Our class of 2017 is the last class of high schoolers that was born completely in the 20th century. When we were born, a Clinton was in the White House, and Y2K was a looming disaster. A young pop star named Britney Spears had just released a song called “Hit me Baby One More Time,” and frosted tips still seemed like a good idea. The average cost of a Big Mac was $2.50 and the average cost of a university tuition was $3,300. Baby photos were taken not on phones, but on cameras that used something called ‘film.’ A world that was pre 9/11, pre-smartphones, pre-social media, and pre every student being given an Ipad. A lot has changed since 1999.
However, despite everything that is different, there are some things that stay the same no matter what.
For instance, the feeling everyone in this room had walking in the first day of high school, nervous, excited, entering a new building where we expected every high school cliche to be awaiting, watching the cool upperclassmen stride around like they owned the place. The feeling on the first day of school of this year, when we realized we were now those upperclassmen, although the ‘cool’ part remains up for debate. The memories of every activity or event: football games under the lights, trying to come up with creative outfits for every themed sporting event, the excitement of getting all done up for homecoming or prom.

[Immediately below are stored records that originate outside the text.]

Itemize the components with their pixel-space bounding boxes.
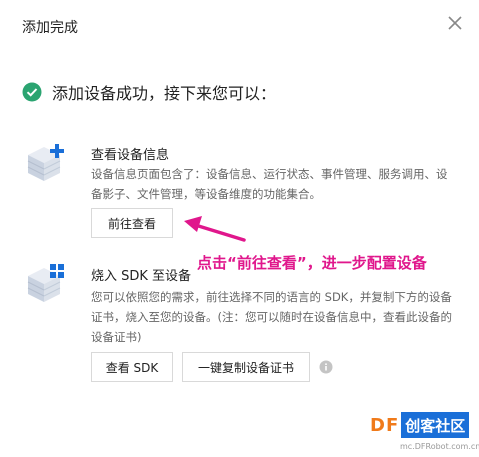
watermark-community: 创客社区	[401, 412, 470, 438]
success-message: 添加设备成功，接下来您可以：	[52, 84, 277, 103]
watermark-url: mc.DFRobot.com.cn	[400, 442, 479, 451]
section-title-view-info: 查看设备信息	[91, 148, 170, 163]
view-sdk-button[interactable]: 查看 SDK	[91, 352, 173, 382]
go-view-button[interactable]: 前往查看	[91, 208, 173, 238]
device-info-icon	[27, 144, 64, 181]
info-icon[interactable]	[319, 360, 333, 374]
watermark-logo: DF 创客社区	[370, 412, 470, 438]
success-row: 添加设备成功，接下来您可以：	[22, 80, 276, 104]
watermark-df: DF	[370, 414, 400, 436]
dialog-title: 添加完成	[22, 20, 78, 36]
sdk-device-icon	[27, 264, 64, 302]
annotation-text: 点击“前往查看”，进一步配置设备	[197, 254, 427, 272]
check-circle-icon	[22, 82, 42, 102]
section-desc-view-info: 设备信息页面包含了：设备信息、运行状态、事件管理、服务调用、设备影子、文件管理，…	[91, 167, 448, 201]
section-title-flash-sdk: 烧入 SDK 至设备	[91, 269, 192, 284]
copy-certificate-button[interactable]: 一键复制设备证书	[182, 352, 310, 382]
close-icon[interactable]	[446, 14, 464, 32]
add-complete-dialog: 添加完成 添加设备成功，接下来您可以： 查看设备信息 设备信息页面包含了：设备信…	[0, 0, 479, 457]
annotation-arrow-icon	[184, 216, 246, 242]
section-desc-flash-sdk: 您可以依照您的需求，前往选择不同的语言的 SDK，并复制下方的设备证书，烧入至您…	[91, 290, 452, 344]
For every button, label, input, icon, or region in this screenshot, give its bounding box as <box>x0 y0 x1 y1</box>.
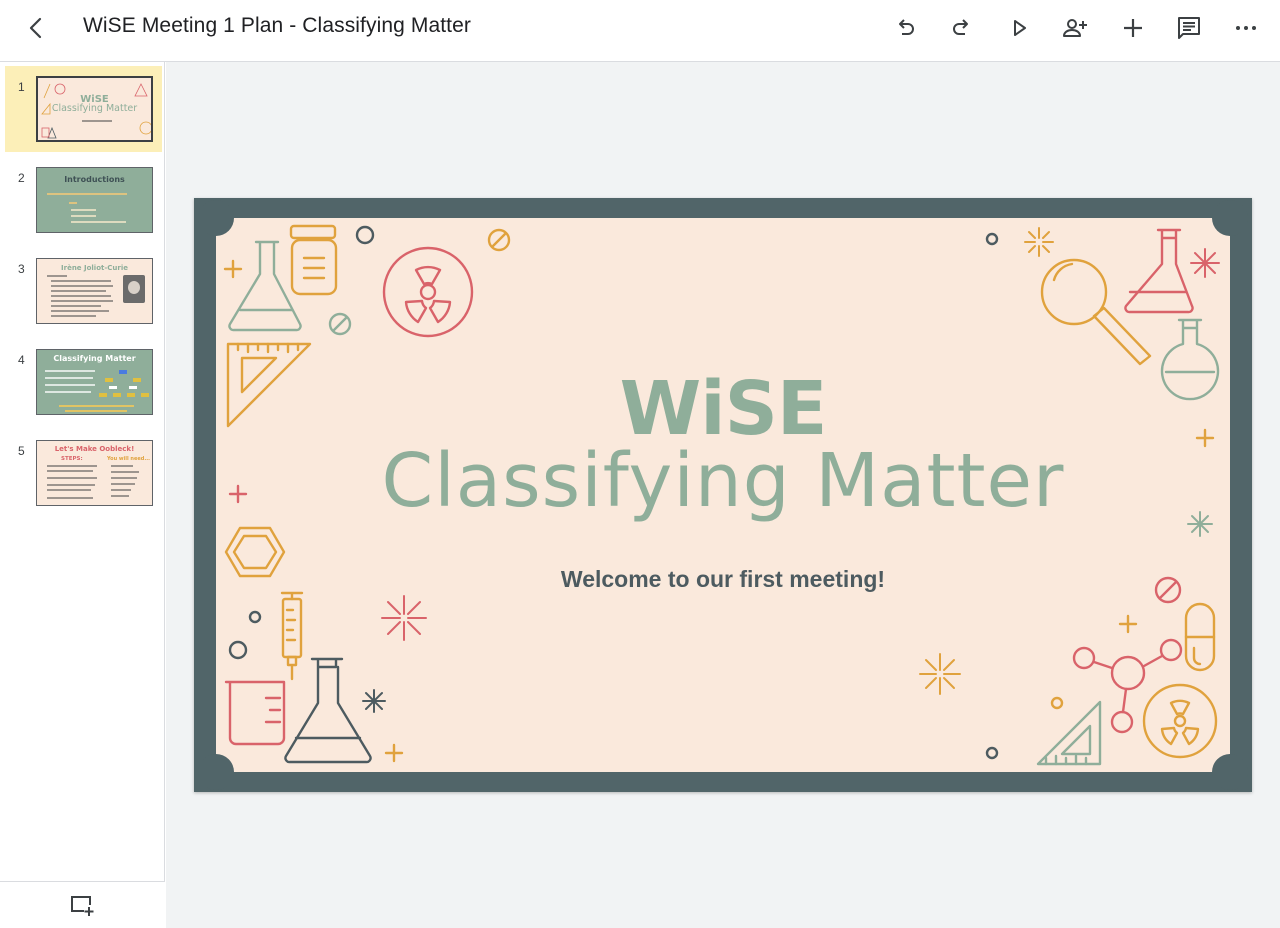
thumbnail-preview: Let's Make Oobleck! STEPS: You will need… <box>36 440 153 506</box>
radiation-icon <box>382 246 474 338</box>
slide-filmstrip: 1 WiSE Classifying Matter 2 Introduction… <box>0 62 165 928</box>
beaker-icon <box>224 680 286 746</box>
circle-icon <box>985 232 999 246</box>
thumb-title: Irène Joliot-Curie <box>61 264 128 272</box>
thumb-needs-heading: You will need... <box>107 456 151 462</box>
slide-number: 5 <box>18 444 25 458</box>
slide-number: 3 <box>18 262 25 276</box>
plus-icon <box>384 743 404 763</box>
insert-button[interactable] <box>1115 11 1151 45</box>
slide-canvas: WiSE Classifying Matter Welcome to our f… <box>166 62 1280 928</box>
thumbnail-preview: Introductions <box>36 167 153 233</box>
redo-button[interactable] <box>944 11 980 45</box>
slide-thumbnail-4[interactable]: 4 Classifying Matter <box>5 339 162 425</box>
redo-icon <box>953 19 968 35</box>
circle-icon <box>355 225 375 245</box>
pill-icon <box>487 228 511 252</box>
back-arrow-icon <box>29 17 42 39</box>
syringe-icon <box>280 591 304 681</box>
insert-plus-icon <box>1124 19 1142 37</box>
sparkle-icon <box>381 595 427 641</box>
circle-icon <box>228 640 248 660</box>
asterisk-icon <box>1190 248 1220 278</box>
undo-icon <box>899 19 914 35</box>
flask-icon <box>284 657 372 764</box>
circle-icon <box>248 610 262 624</box>
capsule-icon <box>1184 602 1216 672</box>
comments-button[interactable] <box>1171 11 1207 45</box>
document-title[interactable]: WiSE Meeting 1 Plan - Classifying Matter <box>83 14 471 38</box>
new-slide-button[interactable] <box>69 894 95 918</box>
current-slide[interactable]: WiSE Classifying Matter Welcome to our f… <box>194 198 1252 792</box>
slide-thumbnail-1[interactable]: 1 WiSE Classifying Matter <box>5 66 162 152</box>
plus-icon <box>1118 614 1138 634</box>
thumb-title: Classifying Matter <box>53 354 136 363</box>
top-app-bar: WiSE Meeting 1 Plan - Classifying Matter <box>0 0 1280 62</box>
slide-number: 1 <box>18 80 25 94</box>
set-square-icon <box>1036 700 1102 766</box>
pill-icon <box>328 312 352 336</box>
thumb-title: Introductions <box>64 175 125 184</box>
present-button[interactable] <box>1001 11 1037 45</box>
share-add-person-icon <box>1063 19 1087 37</box>
flask-icon <box>1124 228 1194 314</box>
jar-icon <box>289 224 338 296</box>
thumbnail-preview: WiSE Classifying Matter <box>36 76 153 142</box>
slide-thumbnail-2[interactable]: 2 Introductions <box>5 157 162 243</box>
flask-icon <box>228 240 302 332</box>
sparkle-icon <box>919 653 961 695</box>
slide-number: 2 <box>18 171 25 185</box>
thumb-title: Let's Make Oobleck! <box>54 445 135 453</box>
filmstrip-footer <box>0 881 165 928</box>
more-options-button[interactable] <box>1228 11 1264 45</box>
thumb-steps-heading: STEPS: <box>61 456 83 462</box>
radiation-icon <box>1142 683 1218 759</box>
slide-subtitle[interactable]: Welcome to our first meeting! <box>216 566 1230 593</box>
thumb-decorations <box>41 83 151 139</box>
share-button[interactable] <box>1057 11 1093 45</box>
present-play-icon <box>1014 20 1026 36</box>
thumbnail-preview: Classifying Matter <box>36 349 153 415</box>
circle-icon <box>985 746 999 760</box>
slide-number: 4 <box>18 353 25 367</box>
slide-thumbnail-5[interactable]: 5 Let's Make Oobleck! STEPS: You will ne… <box>5 430 162 516</box>
thumbnail-preview: Irène Joliot-Curie <box>36 258 153 324</box>
back-button[interactable] <box>20 10 52 46</box>
undo-button[interactable] <box>887 11 923 45</box>
slide-title[interactable]: Classifying Matter <box>216 438 1230 524</box>
slide-content-area: WiSE Classifying Matter Welcome to our f… <box>198 200 1248 790</box>
circle-icon <box>1050 696 1064 710</box>
new-slide-icon <box>71 896 94 916</box>
portrait-photo <box>123 275 145 303</box>
sparkle-icon <box>1024 227 1054 257</box>
plus-icon <box>223 259 243 279</box>
molecule-icon <box>1072 638 1183 734</box>
comments-icon <box>1178 17 1200 39</box>
more-options-icon <box>1236 26 1256 30</box>
asterisk-icon <box>362 689 386 713</box>
slide-thumbnail-3[interactable]: 3 Irène Joliot-Curie <box>5 248 162 334</box>
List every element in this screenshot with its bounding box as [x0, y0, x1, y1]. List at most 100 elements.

Of course, the day to day rigors of a high school education haven’t changed either: trudging in through the main hallway at no faster than a shuffle, tired and dreading the oncoming day. Weekends debating why everything in this area is closed by 8 p.m., and resorting once again to loitering around the Giant Eagle parking lot. Still, there were always classes to make the day bearable, teachers who could make anything exciting, times with people who could make anything funny in the way that only people you’ve known most of your life can.
Naturally, those people may be what we remember most. Teachers that talked to us like adults, who were funny, who made us feel like our opinion mattered. Friends and acquaintances who have stuck with us through our worst times and best, who have grown with us and helped us grow, and we’ve known so long that a world without them seems foreign.

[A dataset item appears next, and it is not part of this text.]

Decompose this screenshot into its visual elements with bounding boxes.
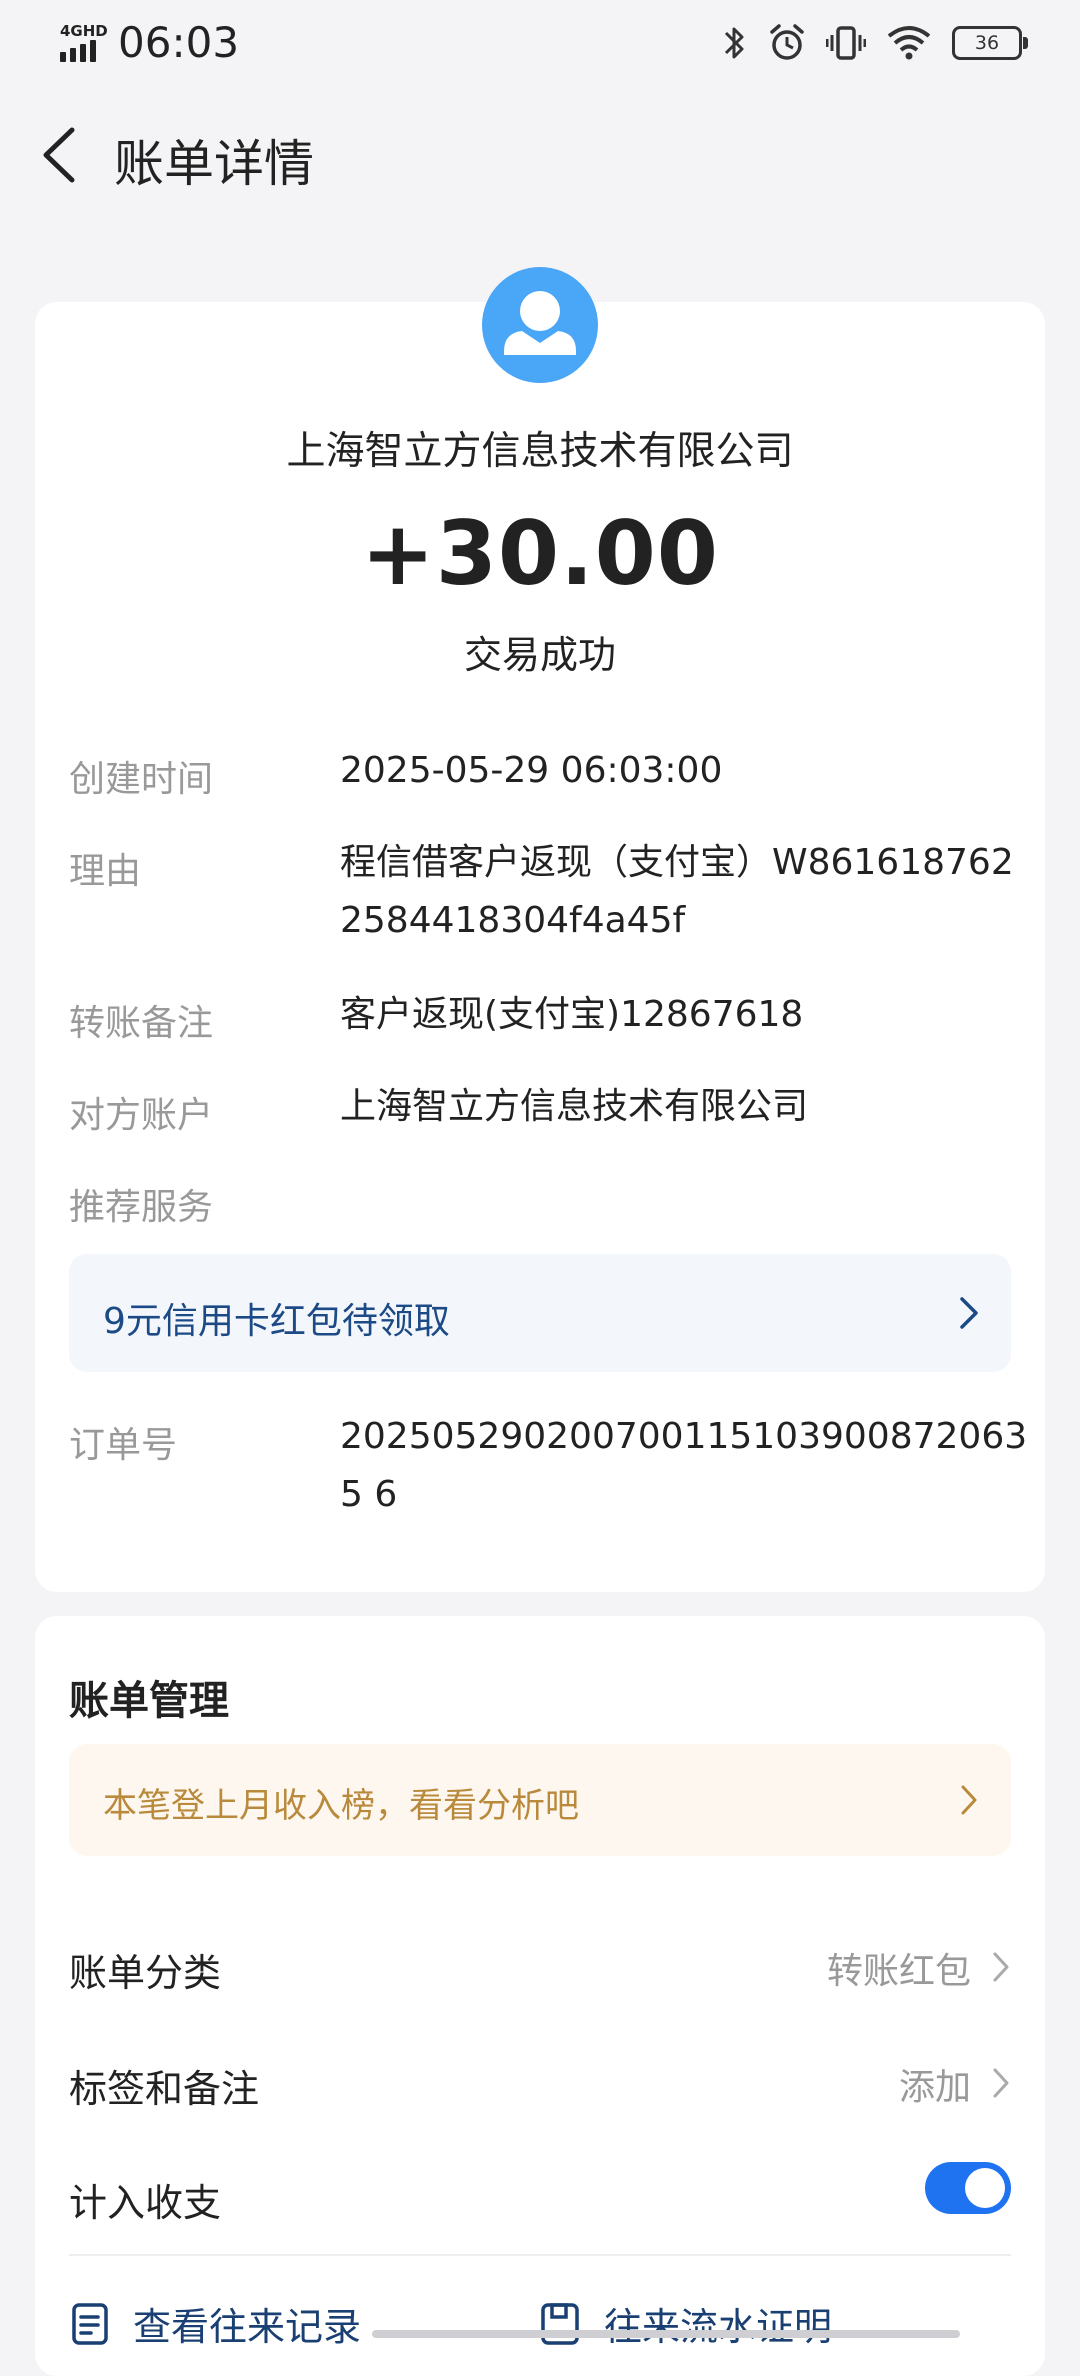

All of these things are important, but I want us to remember the small things too, the little details that remain so constant we take them for granted, that make Bainbridge and Auburn our home, the moments and feelings that are hard to put into words. For instance: the eerie glow of the school hallways early in the morning or late at night; coming home to the smell of dinner; driving around with friends listening to embarrassing music, singing like no one can hear you; the pink and orange of the sunrise over the school each morning; the maple tree you used to climb as a kid; your parents and siblings only a short drive away; the smell of a summer bonfire clinging to your shirt; speeding down green country roads in the summer, your favorite song playing, the windows down.
There are a million things we take for granted for their seemingly permanent nature, and in several months, many of those things will disappear. We have changed–are changing–as much as the outside world ever will. Nonetheless, like those before us we will walk out of those doors in under an hour, proud Kenston alumni, and enter the next chapter of our lives in an attempt to prove the worth of ourselves and our generation.
As the time draws nearer for us to walk across that stage and share our final experience as a high school class, as this final summer ends, as we all face that scary future known as adulthood, I will make no assumptions as to what will happen to the wider world or to us. But, if I’ve learned anything over the past eighteen years, I know that we, the class of 2017, are up to any challenge thrown at us. And while we may stumble and misstep, I know that all of us will recover from those mistakes, because each of us has the capacity for greatness beyond any of our wildest dreams. I can say for sure that the world will continue to change, but now, we will be a driving force in that change ourselves. I thank you for being my classmates, and I can’t wait to see us all change the world.